When describing a container of gas, the term pressure (or absolute pressure) refers to the average force the gas exerts on the surface area of the container. Within this volume, it is sometimes easier to visualize the gas particles moving in straight lines until they collide with the container (see diagram at top of the article). The force imparted by a gas particle into the container during this collision is the change in momentum of the particle. As a reminder from classical mechanics, momentum, by definition, is the product of mass and velocity.^[9] Notice that during a collision only the normal component of velocity changes. A particle traveling parallel to the wall never changes its momentum. So the average force on a surface must be the average change in linear momentum from all of these gas particle collisions. To be more precise, pressure is the sum of all the normal components of force exerted by the particles impacting the walls of the container divided by the surface area of the wall.

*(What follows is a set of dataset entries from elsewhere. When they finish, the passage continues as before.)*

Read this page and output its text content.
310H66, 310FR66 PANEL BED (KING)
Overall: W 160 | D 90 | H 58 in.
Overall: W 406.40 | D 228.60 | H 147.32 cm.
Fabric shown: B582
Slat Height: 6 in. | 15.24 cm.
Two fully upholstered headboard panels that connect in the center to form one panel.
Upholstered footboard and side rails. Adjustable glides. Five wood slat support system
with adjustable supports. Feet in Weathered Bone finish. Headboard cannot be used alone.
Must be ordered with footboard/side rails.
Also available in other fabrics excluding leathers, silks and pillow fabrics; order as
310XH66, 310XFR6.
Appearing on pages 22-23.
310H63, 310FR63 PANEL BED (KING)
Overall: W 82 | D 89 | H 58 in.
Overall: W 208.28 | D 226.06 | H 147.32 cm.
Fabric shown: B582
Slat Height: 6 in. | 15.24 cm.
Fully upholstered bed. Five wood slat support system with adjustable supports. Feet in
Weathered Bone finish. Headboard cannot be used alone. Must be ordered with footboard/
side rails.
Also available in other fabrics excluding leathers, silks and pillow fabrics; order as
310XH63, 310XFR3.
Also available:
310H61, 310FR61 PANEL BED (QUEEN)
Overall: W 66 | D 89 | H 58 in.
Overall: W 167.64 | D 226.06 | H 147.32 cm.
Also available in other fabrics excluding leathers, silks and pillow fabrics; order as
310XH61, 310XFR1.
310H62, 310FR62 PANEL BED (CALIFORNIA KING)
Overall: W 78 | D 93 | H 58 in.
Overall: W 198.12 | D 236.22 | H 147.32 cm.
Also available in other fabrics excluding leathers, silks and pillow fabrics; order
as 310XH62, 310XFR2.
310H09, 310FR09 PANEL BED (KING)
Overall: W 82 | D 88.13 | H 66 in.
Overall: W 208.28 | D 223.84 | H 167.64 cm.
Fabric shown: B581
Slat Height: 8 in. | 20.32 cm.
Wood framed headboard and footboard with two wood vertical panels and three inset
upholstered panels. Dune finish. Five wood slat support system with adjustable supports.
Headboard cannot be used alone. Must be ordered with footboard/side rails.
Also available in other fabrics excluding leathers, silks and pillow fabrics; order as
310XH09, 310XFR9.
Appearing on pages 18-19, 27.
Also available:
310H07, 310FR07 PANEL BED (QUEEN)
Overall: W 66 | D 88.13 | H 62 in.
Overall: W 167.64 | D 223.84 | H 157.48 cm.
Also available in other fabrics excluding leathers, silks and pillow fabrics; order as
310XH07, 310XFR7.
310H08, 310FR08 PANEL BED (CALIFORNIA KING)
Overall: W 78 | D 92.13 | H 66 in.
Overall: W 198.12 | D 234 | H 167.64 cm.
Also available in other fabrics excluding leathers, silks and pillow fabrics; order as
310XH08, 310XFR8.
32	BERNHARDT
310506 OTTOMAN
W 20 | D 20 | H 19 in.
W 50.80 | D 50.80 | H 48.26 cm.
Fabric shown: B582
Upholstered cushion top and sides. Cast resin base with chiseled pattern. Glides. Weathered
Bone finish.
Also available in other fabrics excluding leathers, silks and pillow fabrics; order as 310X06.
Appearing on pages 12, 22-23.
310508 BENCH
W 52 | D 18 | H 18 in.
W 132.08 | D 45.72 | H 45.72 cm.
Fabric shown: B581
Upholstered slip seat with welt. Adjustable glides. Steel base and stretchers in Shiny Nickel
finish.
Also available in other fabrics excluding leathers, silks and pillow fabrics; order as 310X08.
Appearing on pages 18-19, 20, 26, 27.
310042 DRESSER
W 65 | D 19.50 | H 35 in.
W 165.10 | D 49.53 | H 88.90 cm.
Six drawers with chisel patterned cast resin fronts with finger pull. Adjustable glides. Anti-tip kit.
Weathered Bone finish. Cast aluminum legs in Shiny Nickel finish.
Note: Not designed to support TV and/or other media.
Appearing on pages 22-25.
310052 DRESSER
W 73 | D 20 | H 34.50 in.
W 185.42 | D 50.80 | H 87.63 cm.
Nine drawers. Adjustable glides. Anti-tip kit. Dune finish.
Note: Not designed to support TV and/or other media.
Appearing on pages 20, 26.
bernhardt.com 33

The image "Pressurized gases" depicts gas pressure and temperature spikes used in the entertainment industry.

Temperature

Air balloon shrinks after submerging into liquid nitrogen

Main article: Thermodynamic temperature

The symbol used to represent temperature in equations is T with SI units of kelvins.
The speed of a gas particle is proportional to its absolute temperature. The volume of the balloon in the video shrinks when the trapped gas particles slow down with the addition of extremely cold nitrogen. The temperature of any physical system is related to the motions of the particles (molecules and atoms) which make up the [gas] system.^[10] In statistical mechanics, temperature is the measure of the average kinetic energy stored in a particle. The methods of storing this energy are dictated by the degrees of freedom of the particle itself (energy modes). Kinetic energy added (endothermic process) to gas particles by way of collisions produces linear, rotational, and vibrational motion as well. By contrast, a molecule in a solid can only increase its vibration modes with the addition of heat as the lattice crystal structure prevents both linear and rotational motions. These heated gas molecules have a greater speed range which constantly varies due to constant collisions with other particles. The speed range can be described by the Maxwell-Boltzmann distribution. Use of this distribution implies ideal gases near thermodynamic equilibrium for the system of particles being considered.